The Geographic Opportunity
Ireland and Luxembourg built entire economies as tax havens for big corporations. They could do the same thing for bootstrapped founders instead. These countries could:
- Attract profitable, sustainable startups
 - Offer tax deferral on reinvested profits
 - Give preferential treatment to companies that grow organically
 - Build an alternative to Silicon Valley's burn-cash model
 
Europe and other regions could support the next generation of profitable businesses instead of trying to copy silicon valley.
Why This Matters Now
AI tools are making it cheaper to build software. Smaller teams can launch products that used to require millions in funding. More founders will be able to build profitable businesses without raising money. But the tax system hasn't caught up. It still treats profit as something to penalize, not something to reinvest. Countries could change this. Instead of copying Silicon Valley's VC model, they could offer better tax treatment for founders who reinvest profits. Make it easier to grow without external funding.
Conclusion
Paying 3x more in taxes than what we took home as income was a shock to me at first. I am sure, many other bootstrapped founders are shocked at first that the system only rewards burning cash and staying unprofitable. So, they either chose to play the same game (raising money and show zero profit) or move to tax havens.
For policymakers: You have a choice. You can create tax incentives for bootstrapped founders and companies that build sustainably without requiring bailouts or creating market bubbles. Or you can watch these founders incorporate elsewhere.
For bootstrapped founders: If policymakers don't act, we can build this ourselves.

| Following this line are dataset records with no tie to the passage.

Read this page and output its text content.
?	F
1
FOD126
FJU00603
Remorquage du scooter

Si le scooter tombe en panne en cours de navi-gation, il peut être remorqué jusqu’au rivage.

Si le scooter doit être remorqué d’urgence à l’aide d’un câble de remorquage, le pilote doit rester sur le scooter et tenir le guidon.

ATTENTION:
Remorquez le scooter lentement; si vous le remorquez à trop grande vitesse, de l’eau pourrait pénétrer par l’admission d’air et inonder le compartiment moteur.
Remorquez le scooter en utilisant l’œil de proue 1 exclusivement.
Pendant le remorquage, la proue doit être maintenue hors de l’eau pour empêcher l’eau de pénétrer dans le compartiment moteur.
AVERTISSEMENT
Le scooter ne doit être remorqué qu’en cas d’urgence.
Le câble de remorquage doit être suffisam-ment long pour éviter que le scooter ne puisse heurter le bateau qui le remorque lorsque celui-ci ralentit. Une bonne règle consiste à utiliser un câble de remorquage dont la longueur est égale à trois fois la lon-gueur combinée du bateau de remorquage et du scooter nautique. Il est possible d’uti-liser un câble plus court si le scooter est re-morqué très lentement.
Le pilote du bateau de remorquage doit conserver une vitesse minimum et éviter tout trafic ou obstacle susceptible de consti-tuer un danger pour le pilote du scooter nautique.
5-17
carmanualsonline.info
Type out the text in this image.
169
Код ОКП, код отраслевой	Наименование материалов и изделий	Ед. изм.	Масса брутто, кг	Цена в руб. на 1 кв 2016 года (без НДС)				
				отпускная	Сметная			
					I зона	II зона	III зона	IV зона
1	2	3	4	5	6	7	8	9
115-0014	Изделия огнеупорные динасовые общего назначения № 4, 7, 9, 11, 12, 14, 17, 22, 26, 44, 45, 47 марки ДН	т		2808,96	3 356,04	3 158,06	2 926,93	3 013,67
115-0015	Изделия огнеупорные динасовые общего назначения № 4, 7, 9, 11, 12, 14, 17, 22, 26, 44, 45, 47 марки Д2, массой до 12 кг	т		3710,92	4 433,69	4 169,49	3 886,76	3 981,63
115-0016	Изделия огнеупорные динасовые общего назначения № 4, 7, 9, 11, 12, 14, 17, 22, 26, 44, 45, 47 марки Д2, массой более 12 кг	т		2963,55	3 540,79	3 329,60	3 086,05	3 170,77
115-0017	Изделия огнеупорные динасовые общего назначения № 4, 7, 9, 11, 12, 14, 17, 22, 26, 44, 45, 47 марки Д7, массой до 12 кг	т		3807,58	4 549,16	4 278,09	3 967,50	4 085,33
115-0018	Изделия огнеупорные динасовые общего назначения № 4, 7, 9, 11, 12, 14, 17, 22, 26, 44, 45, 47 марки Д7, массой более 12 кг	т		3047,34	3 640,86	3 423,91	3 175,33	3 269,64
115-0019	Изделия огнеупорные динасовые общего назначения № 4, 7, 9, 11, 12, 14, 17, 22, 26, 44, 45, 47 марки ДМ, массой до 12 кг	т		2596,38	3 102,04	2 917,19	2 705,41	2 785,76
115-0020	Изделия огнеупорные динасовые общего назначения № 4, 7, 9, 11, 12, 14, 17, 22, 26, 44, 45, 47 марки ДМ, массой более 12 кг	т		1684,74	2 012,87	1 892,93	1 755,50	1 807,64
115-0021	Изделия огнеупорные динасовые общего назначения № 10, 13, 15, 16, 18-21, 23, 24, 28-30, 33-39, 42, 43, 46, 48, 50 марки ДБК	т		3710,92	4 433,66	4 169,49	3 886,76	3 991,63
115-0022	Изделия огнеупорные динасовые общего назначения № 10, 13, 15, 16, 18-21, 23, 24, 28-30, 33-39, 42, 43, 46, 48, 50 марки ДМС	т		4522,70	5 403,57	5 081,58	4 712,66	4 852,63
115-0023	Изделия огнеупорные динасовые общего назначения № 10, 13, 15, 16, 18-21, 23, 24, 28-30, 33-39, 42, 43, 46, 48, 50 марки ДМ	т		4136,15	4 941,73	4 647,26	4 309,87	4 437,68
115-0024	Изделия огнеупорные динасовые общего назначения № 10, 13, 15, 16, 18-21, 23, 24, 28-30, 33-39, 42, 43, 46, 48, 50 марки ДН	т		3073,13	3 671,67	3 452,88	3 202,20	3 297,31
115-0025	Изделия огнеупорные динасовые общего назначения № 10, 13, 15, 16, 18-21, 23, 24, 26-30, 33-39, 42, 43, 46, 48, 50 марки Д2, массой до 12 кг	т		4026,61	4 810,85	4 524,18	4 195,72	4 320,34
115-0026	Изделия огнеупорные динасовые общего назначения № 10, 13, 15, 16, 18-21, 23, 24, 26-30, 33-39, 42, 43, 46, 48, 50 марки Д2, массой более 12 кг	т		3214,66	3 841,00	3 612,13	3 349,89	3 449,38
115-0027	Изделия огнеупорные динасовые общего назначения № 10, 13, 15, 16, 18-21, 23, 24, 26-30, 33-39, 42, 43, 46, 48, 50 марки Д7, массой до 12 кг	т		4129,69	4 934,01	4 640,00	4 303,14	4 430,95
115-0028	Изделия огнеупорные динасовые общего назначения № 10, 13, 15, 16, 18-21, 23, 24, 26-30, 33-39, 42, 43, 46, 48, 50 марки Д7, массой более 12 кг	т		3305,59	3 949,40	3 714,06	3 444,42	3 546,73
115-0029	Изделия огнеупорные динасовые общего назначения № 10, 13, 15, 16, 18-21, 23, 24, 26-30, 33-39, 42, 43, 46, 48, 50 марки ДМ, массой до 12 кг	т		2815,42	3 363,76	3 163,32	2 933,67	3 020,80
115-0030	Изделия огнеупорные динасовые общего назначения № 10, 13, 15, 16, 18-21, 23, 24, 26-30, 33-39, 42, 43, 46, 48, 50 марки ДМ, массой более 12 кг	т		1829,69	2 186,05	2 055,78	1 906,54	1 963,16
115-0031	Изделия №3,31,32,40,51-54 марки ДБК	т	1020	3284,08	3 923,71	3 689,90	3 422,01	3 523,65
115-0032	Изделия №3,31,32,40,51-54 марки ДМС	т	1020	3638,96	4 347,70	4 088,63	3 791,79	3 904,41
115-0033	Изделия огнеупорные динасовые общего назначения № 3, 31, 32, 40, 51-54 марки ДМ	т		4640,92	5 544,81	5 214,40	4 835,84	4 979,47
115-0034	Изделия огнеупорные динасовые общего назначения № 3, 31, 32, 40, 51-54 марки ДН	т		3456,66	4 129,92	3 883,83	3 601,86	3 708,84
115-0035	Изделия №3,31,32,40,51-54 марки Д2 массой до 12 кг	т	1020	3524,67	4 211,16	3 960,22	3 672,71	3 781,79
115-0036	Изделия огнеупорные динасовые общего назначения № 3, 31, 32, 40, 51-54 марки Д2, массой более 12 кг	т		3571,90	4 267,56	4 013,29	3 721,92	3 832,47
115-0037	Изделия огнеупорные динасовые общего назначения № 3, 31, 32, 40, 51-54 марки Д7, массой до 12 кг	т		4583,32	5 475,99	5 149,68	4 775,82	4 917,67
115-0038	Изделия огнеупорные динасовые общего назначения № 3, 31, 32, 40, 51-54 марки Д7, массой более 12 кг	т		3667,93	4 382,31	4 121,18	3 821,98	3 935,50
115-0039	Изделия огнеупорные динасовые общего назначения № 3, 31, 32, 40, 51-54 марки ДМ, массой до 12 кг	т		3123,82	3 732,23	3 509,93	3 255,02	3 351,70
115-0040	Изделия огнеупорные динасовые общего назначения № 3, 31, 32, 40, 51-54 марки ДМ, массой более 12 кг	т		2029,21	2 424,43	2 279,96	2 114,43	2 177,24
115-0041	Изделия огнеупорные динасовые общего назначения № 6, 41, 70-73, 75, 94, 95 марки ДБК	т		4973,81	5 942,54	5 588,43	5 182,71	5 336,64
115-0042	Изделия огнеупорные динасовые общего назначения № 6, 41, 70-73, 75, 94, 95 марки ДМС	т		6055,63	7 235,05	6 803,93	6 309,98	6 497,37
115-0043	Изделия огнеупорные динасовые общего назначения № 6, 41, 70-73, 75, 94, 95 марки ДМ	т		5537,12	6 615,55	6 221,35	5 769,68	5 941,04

Think Stripe Atlas for bootstrapped companies, a service that incorporates you in countries with favorable tax treatment for reinvestment, where you only pay taxes on founder distributions, not on profits you reinvest.
Countries like Estonia, Ireland, and Singapore are already competing for remote companies. The first country to offer real tax advantages for bootstrapped founders will attract the next generation of profitable, sustainable businesses. We don't need permission to build profitable companies. But we shouldn't have to move countries just to reinvest in them.